Acme windows have two parts: a

.I tag

holding a single line of text,

above a

.I body

holding zero or more lines (Figure 2).

The body typically contains an image of a file being edited

or the editable output of a

program, analogous to an

EMACS shell

window.  The tag contains

the name of the window

(usually the name of the associated

file or directory), some built-in commands, and a scratch area to hold arbitrary text.

If a window represents a directory, the name in the tag ends with

a slash and the body contains a list of the names of the files

in the directory.

Finally, each non-empty body holds a scroll bar at the left of the text.

.PP

Each column of windows also has a layout box and a tag.

The tag has no special meaning, although Acme pre-loads it with a few

built-in commands.

There is also a tag across the whole display, also loaded with

helpful commands and a list of active processes started

by Acme.

.PP

Typing with the keyboard and selecting with the left button are as in

many other systems, including the Macintosh,

.CW 8½ ,

and Sam.

The middle and right buttons are used, somewhat like the left button,

to `sweep' text, but the indicated text is treated in a way

that depends on the text's location\(em\f2context\f1\(emas well as its content.

This context, based on the directory of the file containing the text,

is a central component of Acme's style of interaction.

.PP

Acme has no single notion of `current directory'.

Instead, every command, file name,

action, and so on is interpreted or executed in the directory named by the

tag of the window containing the command.  For example, the string

.CW mammals

in a window labeled

.CW /lib/

or

.CW /lib/insects

will be interpreted as the file name

.CW /lib/mammals

if such a file exists.

.PP

Throughout Acme, the middle mouse button is used to execute commands

and the right mouse button is used to locate and select files and text.

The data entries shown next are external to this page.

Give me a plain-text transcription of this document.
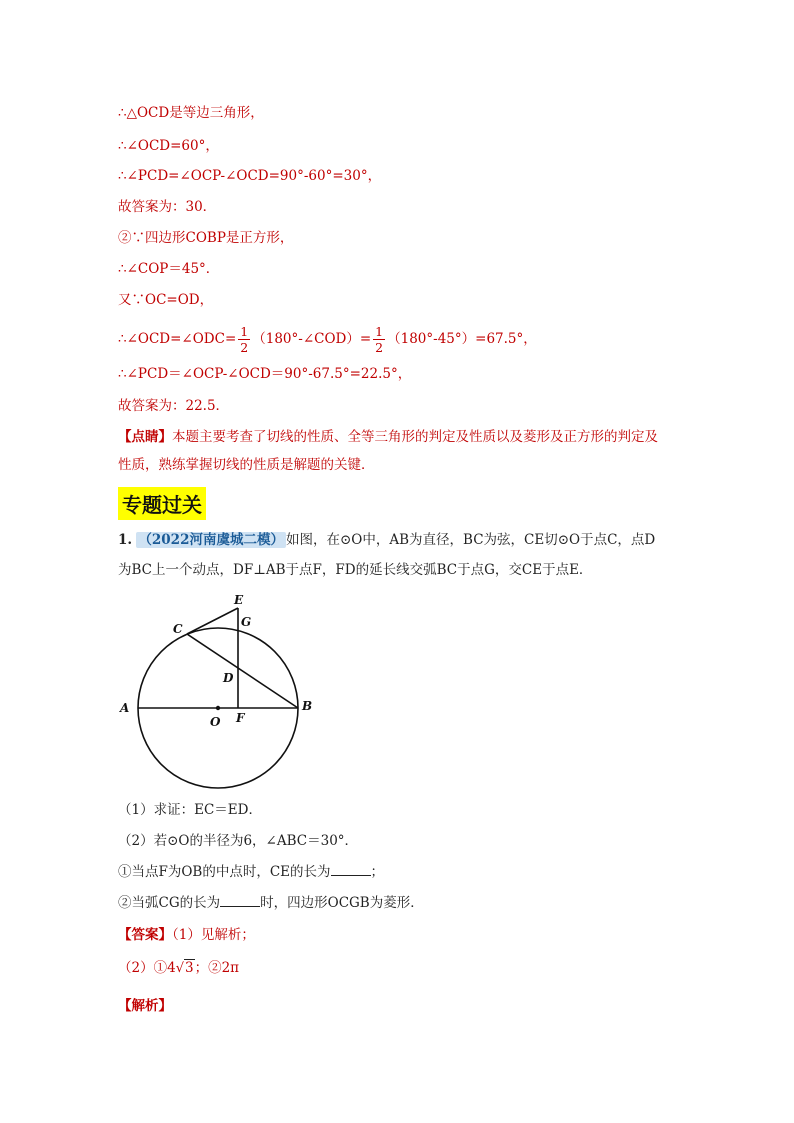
∴△OCD是等边三角形，
∴∠OCD=60°，
∴∠PCD=∠OCP-∠OCD=90°-60°=30°，
故答案为：30．
②∵四边形COBP是正方形，
∴∠COP＝45°．
又∵OC=OD，
∴∠OCD=∠ODC= $\frac{1}{2}$ （180°-∠COD）= $\frac{1}{2} (180^\circ-45^\circ)=67.5^\circ$，
∴∠PCD＝∠OCP-∠OCD＝90°-67.5°=22.5°，
故答案为：22.5．
【点睛】本题主要考查了切线的性质、全等三角形的判定及性质以及菱形及正方形的判定及
性质，熟练掌握切线的性质是解题的关键．
专题过关
1. （2022河南虞城二模） 如图，在⊙O中，AB为直径，BC为弦，CE切⊙O于点C，点D
为BC上一个动点，DF⊥AB于点F，FD的延长线交弧BC于点G，交CE于点E．
A	B
C
D
E
F
G
O
（1）求证：EC＝ED．
（2）若⊙O的半径为6，∠ABC＝30°．
①当点F为OB的中点时，CE的长为	；
②当弧CG的长为	时，四边形OCGB为菱形．
【答案】（1）见解析；
（2）①4√3；②2π
【解析】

Even when there are no true files on which to operate\(emfor example

when editing mail messages\(emAcme and its applications use

consistent extensions of these basic functions.

This idea is as vital to Acme as icons are to the Macintosh.

.PP

The middle button executes commands: text swept with the button

pressed is underlined; when the button is released, the underline is

removed and the indicated text is executed.

A modest number of commands are recognized as built-ins: words like

.CW Cut ,

.CW Paste ,

and

.CW New

name

functions performed directly by Acme.

These words often appear in tags to make them always available,

but the tags are not menus: any text anywhere in Acme may be a command.

For example, in the tag or body of any window one may type

.CW Cut ,

select it with the left button, use the middle button to execute it,

and watch it disappear again.

.PP

If the middle button indicates a command that is not recognized as a built-in,

it is executed in the directory

named by the tag of the window holding the text.

Also, the file to be executed is searched for first in that directory.

Standard input is connected to

.CW /dev/null ,

but standard and error outputs are connected to an Acme window,

created if needed, called

\f2dir\f(CW/+Errors\f1 where

.I dir

is the directory of the window.

(Programs that need interactive input use a different interface, described below.)

A typical use of this is to type

.CW mk

(Plan 9's

.CW make )

in the scratch area in the tag of a C source window, say

.CW /sys/src/cmd/sam/regexp.c ,

and execute it.

Output, including compiler errors, appears in the window labeled

.CW /sys/src/cmd/sam/+Errors ,

so file names in the output are associated with the windows and directory

holding the source.

The

.CW mk

command remains in the tag, serving as a sort of menu item for the associated

window.

.PP

Like the middle button, the right button is used to indicate text by sweeping it out.

The indicated text is not a command, however, but the argument of a generalized

search operator.

If the text, perhaps after appending it to the directory of the window containing it,

is the name of an existing file, Acme creates a new window to hold the file

and reads it in.  It then moves the mouse cursor to that window.  If the file is

already loaded into Acme, the mouse motion happens but no new window is made.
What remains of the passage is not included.